Break it up into tiny pieces and sell it to private enterprise I say!
i have to defer to your expertise and experience on the subject. unfortunately as i mentioned, to a fair degree we have the appearance of a free market here without the true accountability that really makes it one. there's another bumper sticker over here that reads something like i support separation of corporation and state.
mainly through listening to American web talk-shows, such as Jeff Rense
now there's a badass. and yeah i wince when i hear rush, besides being a pretty disingenuous panderer, his double standards extended to drugs too -- bust all those druggies and lock them away -- except me when i get caught
Erm, I think April 29th probably gave a small boost to pro-monarchy sentiment
i was probably just hoping people might shake their heads at some of the excess, i guess not. i certainly wish the pair of them well, but while they sound like good candidates for helping that entity endure, i think that's partly due to their helping put a small starter crack into the long outdated concept of superior class and hereditary nobility itself, you almost wondered if they were hoping it might forestall some future erosion of their institutional footing.
If we all simply supported the parties who we truly want, rather than voting tactically, the political landscape would be completely different.
i've definitely swung more in this direction. however i also become extremely suspicious about two elections ago (diebold president quote about delivering an election, princeton study of hackability, etc.) of the ease in subverting electronic balloting machines. fwiw, while i like the idea of mitigating "mandates" by voting against winners, i believe the real power interests behind the scenes, like those reflected in the synarchist bilderberg lists and many others behind the scenes who don't dare attend, definitely dialectically game two party systems pretty effectively.
Oh BTW, Ron Paul 2012!
that would be way cool, but the moneyed institutional republican party would fight it like heck. he probably had technical victories in at least two state primaries if not more last time, and the party machinery shut his people out. i withhold judgment on the son rand till i know him better, i hear his ideas are in the right place but he's still getting his bearings. that said, i remain very wary of any kind of family dynastic effect, though since ron only got so far, little worry there
Tell me what you guys think about the tea party?
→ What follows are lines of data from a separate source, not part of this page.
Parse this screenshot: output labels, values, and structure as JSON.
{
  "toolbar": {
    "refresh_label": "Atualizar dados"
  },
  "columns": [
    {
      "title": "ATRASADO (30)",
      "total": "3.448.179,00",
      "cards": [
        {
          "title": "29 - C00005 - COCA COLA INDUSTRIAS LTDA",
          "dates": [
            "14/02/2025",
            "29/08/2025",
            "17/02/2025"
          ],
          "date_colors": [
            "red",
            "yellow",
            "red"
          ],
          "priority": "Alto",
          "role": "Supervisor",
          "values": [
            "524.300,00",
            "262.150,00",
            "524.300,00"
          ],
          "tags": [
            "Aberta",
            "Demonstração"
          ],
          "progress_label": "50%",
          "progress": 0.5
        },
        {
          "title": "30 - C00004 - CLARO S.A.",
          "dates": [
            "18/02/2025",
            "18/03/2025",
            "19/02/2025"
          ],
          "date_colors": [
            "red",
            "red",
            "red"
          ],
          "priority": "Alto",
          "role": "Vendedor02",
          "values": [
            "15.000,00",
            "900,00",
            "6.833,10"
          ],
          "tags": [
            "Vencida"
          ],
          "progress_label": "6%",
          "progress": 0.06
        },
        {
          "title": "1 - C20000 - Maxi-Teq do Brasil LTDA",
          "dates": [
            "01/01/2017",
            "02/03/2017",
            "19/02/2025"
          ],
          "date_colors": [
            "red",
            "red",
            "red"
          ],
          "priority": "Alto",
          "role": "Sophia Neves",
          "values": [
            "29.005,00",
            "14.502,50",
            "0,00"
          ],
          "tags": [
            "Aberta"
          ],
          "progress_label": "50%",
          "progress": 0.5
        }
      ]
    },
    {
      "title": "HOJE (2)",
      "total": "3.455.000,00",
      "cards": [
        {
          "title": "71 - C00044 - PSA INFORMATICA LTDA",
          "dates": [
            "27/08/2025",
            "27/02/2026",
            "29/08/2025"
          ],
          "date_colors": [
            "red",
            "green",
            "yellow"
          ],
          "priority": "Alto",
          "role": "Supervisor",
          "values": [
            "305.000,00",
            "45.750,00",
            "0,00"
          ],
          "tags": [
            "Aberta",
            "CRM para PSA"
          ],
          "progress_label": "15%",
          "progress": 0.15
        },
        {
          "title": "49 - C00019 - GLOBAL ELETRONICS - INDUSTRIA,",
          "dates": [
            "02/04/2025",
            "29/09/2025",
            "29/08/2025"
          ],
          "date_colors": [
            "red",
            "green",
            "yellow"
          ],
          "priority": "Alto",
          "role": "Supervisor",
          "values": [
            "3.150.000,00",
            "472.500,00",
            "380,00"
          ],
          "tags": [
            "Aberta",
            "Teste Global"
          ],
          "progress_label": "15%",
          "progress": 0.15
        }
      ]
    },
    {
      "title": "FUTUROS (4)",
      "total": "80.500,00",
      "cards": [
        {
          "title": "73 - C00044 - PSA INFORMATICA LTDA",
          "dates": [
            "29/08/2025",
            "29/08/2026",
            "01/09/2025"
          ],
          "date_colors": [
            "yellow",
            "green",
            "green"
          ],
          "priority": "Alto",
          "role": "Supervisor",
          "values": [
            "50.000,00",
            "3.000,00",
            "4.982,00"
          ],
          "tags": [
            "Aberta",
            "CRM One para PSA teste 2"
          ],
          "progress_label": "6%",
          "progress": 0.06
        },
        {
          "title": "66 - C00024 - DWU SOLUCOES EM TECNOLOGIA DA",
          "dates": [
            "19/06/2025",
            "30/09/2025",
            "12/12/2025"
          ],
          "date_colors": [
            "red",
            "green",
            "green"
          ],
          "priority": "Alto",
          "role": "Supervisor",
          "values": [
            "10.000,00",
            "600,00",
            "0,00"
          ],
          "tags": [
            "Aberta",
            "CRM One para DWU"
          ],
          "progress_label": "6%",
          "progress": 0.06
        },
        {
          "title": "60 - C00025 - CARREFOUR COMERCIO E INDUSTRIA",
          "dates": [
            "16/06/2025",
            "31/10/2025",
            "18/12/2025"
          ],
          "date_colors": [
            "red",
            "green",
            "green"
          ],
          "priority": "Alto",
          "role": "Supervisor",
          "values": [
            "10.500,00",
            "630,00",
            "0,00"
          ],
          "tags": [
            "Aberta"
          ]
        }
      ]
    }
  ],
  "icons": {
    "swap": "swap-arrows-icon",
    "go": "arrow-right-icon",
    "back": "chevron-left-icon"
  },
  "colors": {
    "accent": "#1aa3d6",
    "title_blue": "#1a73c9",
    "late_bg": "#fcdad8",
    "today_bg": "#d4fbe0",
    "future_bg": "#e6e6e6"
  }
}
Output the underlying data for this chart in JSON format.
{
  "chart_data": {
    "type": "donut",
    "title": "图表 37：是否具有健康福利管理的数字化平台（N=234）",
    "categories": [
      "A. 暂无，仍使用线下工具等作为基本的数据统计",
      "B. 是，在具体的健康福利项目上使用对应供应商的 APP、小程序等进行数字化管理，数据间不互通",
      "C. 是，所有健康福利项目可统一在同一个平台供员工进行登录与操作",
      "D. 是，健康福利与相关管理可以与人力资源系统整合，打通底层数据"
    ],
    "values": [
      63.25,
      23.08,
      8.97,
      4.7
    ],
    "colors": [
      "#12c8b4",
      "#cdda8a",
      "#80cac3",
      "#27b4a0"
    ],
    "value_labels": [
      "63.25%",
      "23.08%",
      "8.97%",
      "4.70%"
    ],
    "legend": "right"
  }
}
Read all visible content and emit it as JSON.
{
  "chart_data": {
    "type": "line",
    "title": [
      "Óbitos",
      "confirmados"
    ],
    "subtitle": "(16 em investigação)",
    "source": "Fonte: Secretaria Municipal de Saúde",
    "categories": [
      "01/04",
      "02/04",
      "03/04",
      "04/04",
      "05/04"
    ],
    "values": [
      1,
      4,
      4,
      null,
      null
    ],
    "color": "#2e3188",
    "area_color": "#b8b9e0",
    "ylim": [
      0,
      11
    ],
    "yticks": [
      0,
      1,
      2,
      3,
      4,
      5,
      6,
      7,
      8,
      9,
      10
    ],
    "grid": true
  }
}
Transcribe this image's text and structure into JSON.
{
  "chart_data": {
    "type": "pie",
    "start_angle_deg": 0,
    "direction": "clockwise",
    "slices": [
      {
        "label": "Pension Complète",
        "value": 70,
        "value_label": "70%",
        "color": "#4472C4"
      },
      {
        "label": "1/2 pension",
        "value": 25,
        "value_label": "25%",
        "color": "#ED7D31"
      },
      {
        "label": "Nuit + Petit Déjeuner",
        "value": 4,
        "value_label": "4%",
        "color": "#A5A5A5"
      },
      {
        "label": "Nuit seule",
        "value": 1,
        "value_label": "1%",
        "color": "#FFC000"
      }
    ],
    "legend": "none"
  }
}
I've heard that it started out as a genuine grass-roots organisation but has been taken over by the Republican party.
i think that's essentially correct, i used to identify with it, but the way you can tell it got hijacked was the degree to which fundamentalist theocracy started to appear in it, which is completely alien to a religion-neutral libertarian outlook. you could tell things were tanking when they solicited that pseudoconservative semiliterate beauty queen (clever/politically astute, but not even close to truly intelligent or principled) sarah palin, i think she tried to demand a half million us cash to speak at their last event. i don't want to be unfair to the more honest elements in it, but any emerging third party entity has to carry the hopes of both the sane and the somewhat around-the-benders both, and any political force really has to watch against, for want of a better way to put it, infiltration and subversion of its core principles. but that's always been the struggle and probably will remain so for a long time, you take the incremental progresses you can get. i do think that for all our problems today, including being turned into a imperialist influence off and on over the years (in the ascendency again today it seems), the framers of the constitution would have been ecstatic that we (a) finally shook off slavery in the normal sense and (b) survived as well as we did for this long. however, as they put it, eternal vigilance is still the price of liberty.